Some of the boys haven’t gained their coordination yet. Walking and chewing gum is still a challenge for them. Other boys haven’t grown. They are visible memories of my middle school days when I sat on the end of the front row in our South Zanesville 8th Grade basketball team picture. I looked about two feet shorter than the other guys. Actually, I was four feet ten inches, but you get the idea. Why I looked out of place even more by putting me on the end of the row I’ll never know. There are a few boys dribbling the basketball this week who are tugging on my heartstrings because I see myself in them. The last name of one of them begins with a “W” and he wears glasses, just like I did.

Yesterday, I told all of the prospects and the suspects that our objectives are to teach them the fundamentals of the game of basketball and to teach them the game of basketball. Part of the discovery for them will be to learn how we got to the game as it is today. How has the game evolved and why did it evolve? What was it like back at the beginning of its creation? Some of them may not believe me, but for them to understand the game of basketball will necessitate that they know its history.

Bottom line, I have the awesome privilege of teaching the great game of basketball to a bunch of boys who have been missing out. They don’t know what they’ve been missing, but they’re going to receive a new education…and discover their left hand in the process!

A New Appreciation for Old Teammates

October 4, 2021

I’m sitting in a St. Louis hotel room reflecting and chuckling about what once was and how it binds us in a sort of way. For most of the last two days I’ve sat in the living room of Jim and Lynn Fay, along with four other graying guys and their spouses, talking about our days as Judson College (now University) cross country teammates back in the mid-70’s.

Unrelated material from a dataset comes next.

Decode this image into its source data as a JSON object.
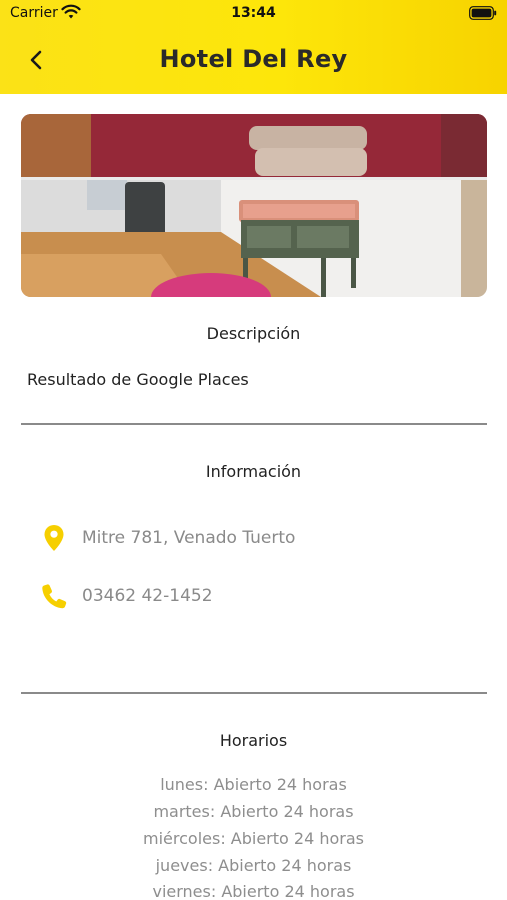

I hadn’t seen most of the guys since college, or shortly after. Stan Brown was one of my groomsmen, but each other in a good three and a half decades. Jim Fay and I reconnected last March when he and Lynn were in Colorado for a few days of skiing. Our old coach, Don Kraus, is a Facebook friend but we hadn’t seen each other since 1976. Randy Moore was the grizzled veteran on our team, mostly because he was the only one married, worked maintenance and security for the college, and went to school full-time. he could kiss his wife without being written up for public display of affection. The rest of us could only dream about such a thing. Mike Neisler was the floppy-haired kid with the great laugh.

And so we came together and reminisced about team trips and retreats, our lack of funds that always had us camping out instead of staying in hotel rooms, the fun runs, and failed romances, the deaths of Marc Didier and Donna Shotwell that motivated us to look deep inside ourselves for more heart and effort as the way we could honor their memories.

We talked about, and had our own celebration of life service, for Dr. Stuart Ryder, who was our team training-in-training and also our coach. Most of all, though, we realized how much we appreciated one another and the impact of our team experiences had upon our lives. It wasn’t so much about running, but about relationships. We remembered the pains of our journey together, but even more, we treasured the personableness of being a part of a small college team.

As I sit here pondering I’m experiencing, if it’s possible, a strange mixture of joy and sadness. The joy sprays out of my soul in the realization of how blessed I am to have been a part of such a team, the camaraderie, the brotherhood. The sadness echoes within my spirit because of the reality of having to say farewell to one another. The richness of our experience this weekend made the last hugs on one another this afternoon even more difficult. Sometimes that’s how it is. The preciousness of our friendships has a way of causing the sorrow to be more intense.

But we wouldn’t change it for anything!